Acórdão nº 01064/09 de Supremo Tribunal Administrativo (Portugal), 07 de Junho de 2011

Magistrado ResponsávelFERNANDA XAVIER
Data da Resolução07 de Junho de 2011
EmissorSupremo Tribunal Administrativo (Portugal)

Acordam, em conferência, os juízes da Secção de Contencioso Administrativo do Supremo Tribunal Administrativo: I- RELATÓRIO B…, SA e C… e outro, com os sinais dos autos, vieram interpor recurso para este STA da sentença do Mmo. Juiz do Tribunal Administrativo e Fiscal do Porto, proferida a fls. 695 e segs dos autos, que julgou parcialmente procedente a presente acção declarativa de condenação, sob a forma ordinária, emergente de acidente de viação, e condenou a Ré B… a pagar aos AA a indemnização global de € 212.040,00, sendo € 142.040,00, a título de danos patrimoniais e € 70.000,00, a título de danos não patrimoniais sofridos pelos AA, acrescida de juros de mora à taxa supletiva legal, desde a citação até efectivo pagamento.

Recurso da Ré B..: A recorrente B… terminou as suas alegações de recurso, formulando as seguintes CONCLUSÕES: 1. Nos autos a aqui Ré reclamou da Base Instrutória, entendendo que a matéria constante dos artigos 9º a 19º, 25º a 29º e 31º da sua contestação de fls…, era essencial, fundamental e determinante para a descoberta da verdade e porque era controvertida deveria ser levada à Base Instrutória.

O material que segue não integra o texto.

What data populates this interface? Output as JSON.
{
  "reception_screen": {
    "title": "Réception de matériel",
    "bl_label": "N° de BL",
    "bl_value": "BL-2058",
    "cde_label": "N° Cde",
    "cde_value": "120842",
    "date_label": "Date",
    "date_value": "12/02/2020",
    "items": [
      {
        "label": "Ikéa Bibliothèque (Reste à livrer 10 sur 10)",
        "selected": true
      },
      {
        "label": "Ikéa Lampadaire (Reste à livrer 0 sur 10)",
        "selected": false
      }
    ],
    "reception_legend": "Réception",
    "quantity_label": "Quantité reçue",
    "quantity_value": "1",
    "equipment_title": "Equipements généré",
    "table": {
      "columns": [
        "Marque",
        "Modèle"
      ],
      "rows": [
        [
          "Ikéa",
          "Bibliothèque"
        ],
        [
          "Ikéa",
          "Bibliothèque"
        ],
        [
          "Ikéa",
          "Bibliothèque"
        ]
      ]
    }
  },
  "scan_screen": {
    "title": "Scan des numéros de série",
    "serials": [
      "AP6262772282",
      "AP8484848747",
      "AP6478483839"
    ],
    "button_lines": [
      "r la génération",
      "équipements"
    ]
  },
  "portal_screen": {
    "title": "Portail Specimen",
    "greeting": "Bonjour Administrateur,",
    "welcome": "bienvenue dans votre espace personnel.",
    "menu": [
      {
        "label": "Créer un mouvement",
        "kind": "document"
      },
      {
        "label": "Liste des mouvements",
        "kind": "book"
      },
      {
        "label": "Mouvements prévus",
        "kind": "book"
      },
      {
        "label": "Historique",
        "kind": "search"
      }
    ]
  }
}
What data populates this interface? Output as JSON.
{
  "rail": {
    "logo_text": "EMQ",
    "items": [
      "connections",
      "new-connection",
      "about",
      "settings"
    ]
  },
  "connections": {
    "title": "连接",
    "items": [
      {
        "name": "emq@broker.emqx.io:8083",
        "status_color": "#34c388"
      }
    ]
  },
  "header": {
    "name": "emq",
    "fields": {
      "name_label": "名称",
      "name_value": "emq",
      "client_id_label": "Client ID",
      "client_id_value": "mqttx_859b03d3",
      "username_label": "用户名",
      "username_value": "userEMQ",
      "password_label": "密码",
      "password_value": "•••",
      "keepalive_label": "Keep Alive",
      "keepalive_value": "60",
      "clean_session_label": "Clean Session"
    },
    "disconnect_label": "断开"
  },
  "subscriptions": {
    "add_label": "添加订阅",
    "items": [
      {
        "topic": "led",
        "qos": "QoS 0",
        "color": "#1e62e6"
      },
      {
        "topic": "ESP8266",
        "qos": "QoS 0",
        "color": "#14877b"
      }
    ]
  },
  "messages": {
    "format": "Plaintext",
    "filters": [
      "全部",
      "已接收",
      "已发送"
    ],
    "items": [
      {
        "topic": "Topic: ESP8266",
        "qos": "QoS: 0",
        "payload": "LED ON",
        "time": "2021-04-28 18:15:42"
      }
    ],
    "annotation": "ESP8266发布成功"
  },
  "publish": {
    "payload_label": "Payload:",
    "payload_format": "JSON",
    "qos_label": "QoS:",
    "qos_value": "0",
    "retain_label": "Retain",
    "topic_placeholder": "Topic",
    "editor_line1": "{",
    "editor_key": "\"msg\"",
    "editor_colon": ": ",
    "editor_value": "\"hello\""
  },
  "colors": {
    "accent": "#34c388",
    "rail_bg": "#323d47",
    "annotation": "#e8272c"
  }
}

  1. Se tal matéria fosse quesitada e objecto de prova, necessariamente outra seria a decisão do Tribunal.

  2. Aliás, a Ré, no seu requerimento de prova de folhas, requereu PROVA PERICIAL “às condições da estrada, drenagem e valetas para prova do alegado nos artº 11º a 14º da contestação e para a hipótese de ser atendida a reclamação que a Ré irá efectuar da B.I”.

  3. Tal prova pericial, conduziria necessariamente à conclusão de que no local do acidente e na hemi-faixa da esquerda, não se poderia formar lençol de água, atenta a inclinação da estrada.

  4. E por outro lado, caso tivesse sido quesitada a matéria dos artigos 14º, 15º e 16º da contestação, necessariamente a resposta era positiva e não apenas se responderia “não provado” à matéria dos artº23º a 27º da Base Instrutória.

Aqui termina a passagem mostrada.